Confiance et ville intelligente : entre controle et ouverture

phss.jpg

La Smart City doit être une ville durable, attractive, ouverte et participative.

Le numérique n’en constitue que l’outil nécessaire pour collecter les données, les diffuser aux différents acteurs et les traiter. Mais il permet également de réduire les coûts opérationnels, de minimiser la consommation énergétique et d’augmenter les services intelligents pour les citoyens.

La Smart City est censée être prédictive et anticipative, bientôt, grâce à l’usage de l’analytique et de l’intelligence cognitive, elle deviendra adaptative aux facteurs extérieurs (météo, tourisme, catastrophes naturelles) ainsi qu’aux besoins et préférences de ses habitants.

Cette évolution de la ville vers la Smart City a été permise par l’accelération technologique incluant l’explosion de la donnée, l’usage des smartphones, l’analytique et l’émergence de l’intelligence cognitive. Toutes ces technologies ( IOT, Mobile, Social networks, Big Data – Analytics – Cognitive – Cloud ) catalysent la transformation digitale de nos modes de vie et constituent un tournant déterminant et une rupture dans de nombreux secteurs comme l’hôtellerie (Airbnb vs Accor) ou  l’audiovisuel (Netflix vs bouquets télé).

Cette rupture, permise par l’avènement de la data, pose la question de la confiance et plus précisément autour de la donnée. En effet, le manque de confiance des habitants vis à vis des différents acteurs de la smart city (élus, énergéticiens, grands groupes industriels et IT..) constitue le premier obstacle à sa mise en place.

Des capteurs au service délivré, on a le droit se de poser des questions sur la sécurité ou sur la véracité des informations à chaque étape de la chaîne de valeur de la smart city, toujours plus élargie par la propagation des objets connectés. La multiplication des cyber-attaques et des hackers ne font que nourrir cette peur de la technologie. ( + 38 % en 2015 en France )

Dans ce contexte de défiance technologique, il s’agit de trouver des solutions pour redonner confiance aux utilisateurs et les encourager à alimenter en toute sérénité les bases de données nécessaires à la création de smart services.

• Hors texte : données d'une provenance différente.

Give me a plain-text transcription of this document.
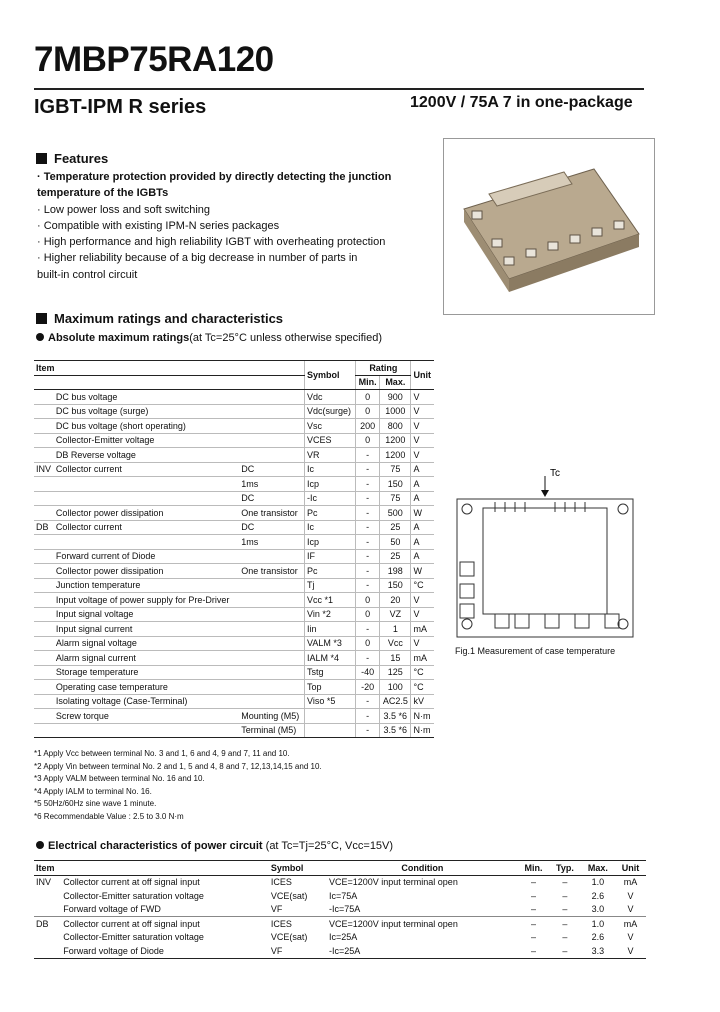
7MBP75RA120
IGBT-IPM R series	1200V / 75A 7 in one-package
Features
· Temperature protection provided by directly detecting the junction
temperature of the IGBTs
· Low power loss and soft switching
· Compatible with existing IPM-N series packages
· High performance and high reliability IGBT with overheating protection
· Higher reliability because of a big decrease in number of parts in
built-in control circuit
Maximum ratings and characteristics
Absolute maximum ratings(at Tc=25°C unless otherwise specified)
Item			Symbol	Rating		Unit
				Min.	Max.	
	DC bus voltage		Vdc	0	900	V
	DC bus voltage (surge)		Vdc(surge)	0	1000	V
	DC bus voltage (short operating)		Vsc	200	800	V
	Collector-Emitter voltage		VCES	0	1200	V
	DB Reverse voltage		VR	-	1200	V
INV	Collector current	DC	Ic	-	75	A
		1ms	Icp	-	150	A
		DC	-Ic	-	75	A
	Collector power dissipation	One transistor	Pc	-	500	W
DB	Collector current	DC	Ic	-	25	A
		1ms	Icp	-	50	A
	Forward current of Diode		IF	-	25	A
	Collector power dissipation	One transistor	Pc	-	198	W
	Junction temperature		Tj	-	150	°C
	Input voltage of power supply for Pre-Driver		Vcc *1	0	20	V
	Input signal voltage		Vin *2	0	VZ	V
	Input signal current		Iin	-	1	mA
	Alarm signal voltage		VALM *3	0	Vcc	V
	Alarm signal current		IALM *4	-	15	mA
	Storage temperature		Tstg	-40	125	°C
	Operating case temperature		Top	-20	100	°C
	Isolating voltage (Case-Terminal)		Viso *5	-	AC2.5	kV
	Screw torque	Mounting (M5)		-	3.5 *6	N·m
		Terminal (M5)		-	3.5 *6	N·m
Tc
Fig.1 Measurement of case temperature
*1 Apply Vcc between terminal No. 3 and 1, 6 and 4, 9 and 7, 11 and 10.
*2 Apply Vin between terminal No. 2 and 1, 5 and 4, 8 and 7, 12,13,14,15 and 10.
*3 Apply VALM between terminal No. 16 and 10.
*4 Apply IALM to terminal No. 16.
*5 50Hz/60Hz sine wave 1 minute.
*6 Recommendable Value : 2.5 to 3.0 N·m
Electrical characteristics of power circuit (at Tc=Tj=25°C, Vcc=15V)
Item		Symbol	Condition	Min.	Typ.	Max.	Unit
INV	Collector current at off signal input	ICES	VCE=1200V input terminal open	–	–	1.0	mA
	Collector-Emitter saturation voltage	VCE(sat)	Ic=75A	–	–	2.6	V
	Forward voltage of FWD	VF	-Ic=75A	–	–	3.0	V
DB	Collector current at off signal input	ICES	VCE=1200V input terminal open	–	–	1.0	mA
	Collector-Emitter saturation voltage	VCE(sat)	Ic=25A	–	–	2.6	V
	Forward voltage of Diode	VF	-Ic=25A	–	–	3.3	V
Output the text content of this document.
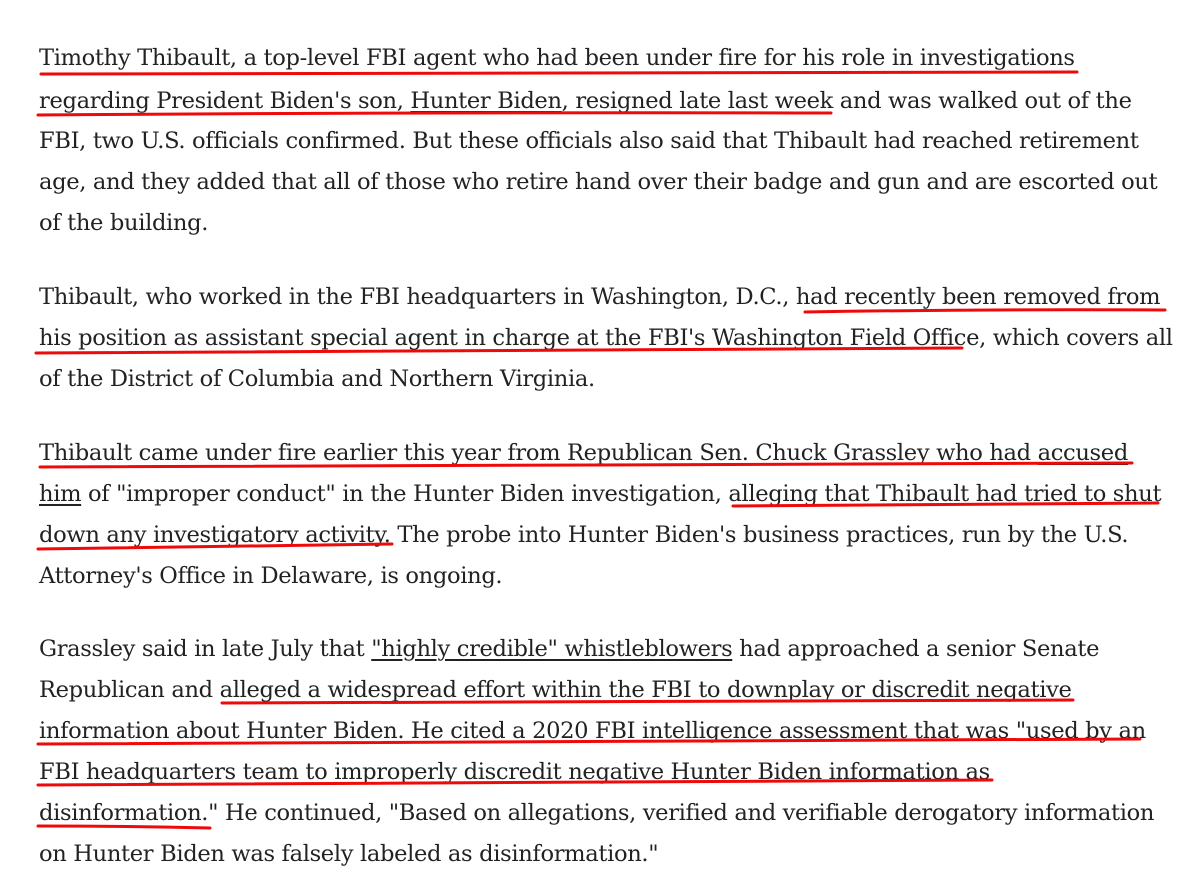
Timothy Thibault, a top-level FBI agent who had been under fire for his role in investigations

regarding President Biden's son, Hunter Biden, resigned late last week and was walked out of the

FBI, two U.S. officials confirmed. But these officials also said that Thibault had reached retirement

age, and they added that all of those who retire hand over their badge and gun and are escorted out

of the building.

Thibault, who worked in the FBI headquarters in Washington, D.C., had recently been removed from

his position as assistant special agent in charge at the FBI's Washington Field Office, which covers all

of the District of Columbia and Northern Virginia.

Thibault came under fire earlier this year from Republican Sen. Chuck Grassley who had accused

him of "improper conduct" in the Hunter Biden investigation, alleging that Thibault had tried to shut

down any investigatory activity. The probe into Hunter Biden's business practices, run by the U.S.

Attorney's Office in Delaware, is ongoing.

Grassley said in late July that "highly credible" whistleblowers had approached a senior Senate

Republican and alleged a widespread effort within the FBI to downplay or discredit negative

information about Hunter Biden. He cited a 2020 FBI intelligence assessment that was "used by an

FBI headquarters team to improperly discredit negative Hunter Biden information as

disinformation." He continued, "Based on allegations, verified and verifiable derogatory information

on Hunter Biden was falsely labeled as disinformation."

Il apparait alors deux axes d’actions, qui peuvent toutefois sembler contradictoires:

  • 1/ Renforcer la sécurité en engageant une politique de management sécuritaire, augmenter le nombre de contrôles à chaque niveau de la chaîne de valeur afin de maximiser la précision et de limiter la vulnérabilité des systèmes d’informations.  
  • 2/ Ou alors prôner encore plus d’ouverture et pousser vers plus de transparence en favorisant la coopération des acteurs et des citoyens:
    • plus d’open data grâce à plus de transparence sur les algorithmes et les standards utilisés;
    • démystifier la donnée en vulgarisant sa compréhension, sa manipulation et son exploitation grâce aux infolabs;
    • accélérer le partage et la co-production entre paticuliers  pour augmenter l’interdépendance des acteurs et consomacteurs.

Les sondages révèlent que pour une majorité d’habitants, la première caractéristique d’une smart city est d’être une ville sûre et protégée.

Si l’usage de la donnée garantit cette sécurité aux habitants, ces derniers seront plus enclins à partager leurs données.

Il est aujourd’hui évident que l’usage des nouvelles technologies ne fera que s’exacerber au cours des années à venir, induisant une utilisation exponentielle de la donnée, des capteurs et des algorithmes nécessaires à la fois à augmenter l’utilité des citoyens, à garantir leur sécurité et à réduire toute forme de coûts opérationnels.

Face à cela, tous les acteurs de la ville doivent s’atteler à étudier et mettre en place  les méthodes et technologies nécessaires pour surmonter l’aversion des citoyens à l’ouverture de la donnée et leur donner confiance en leur garantissant protection, sécurité et utilité.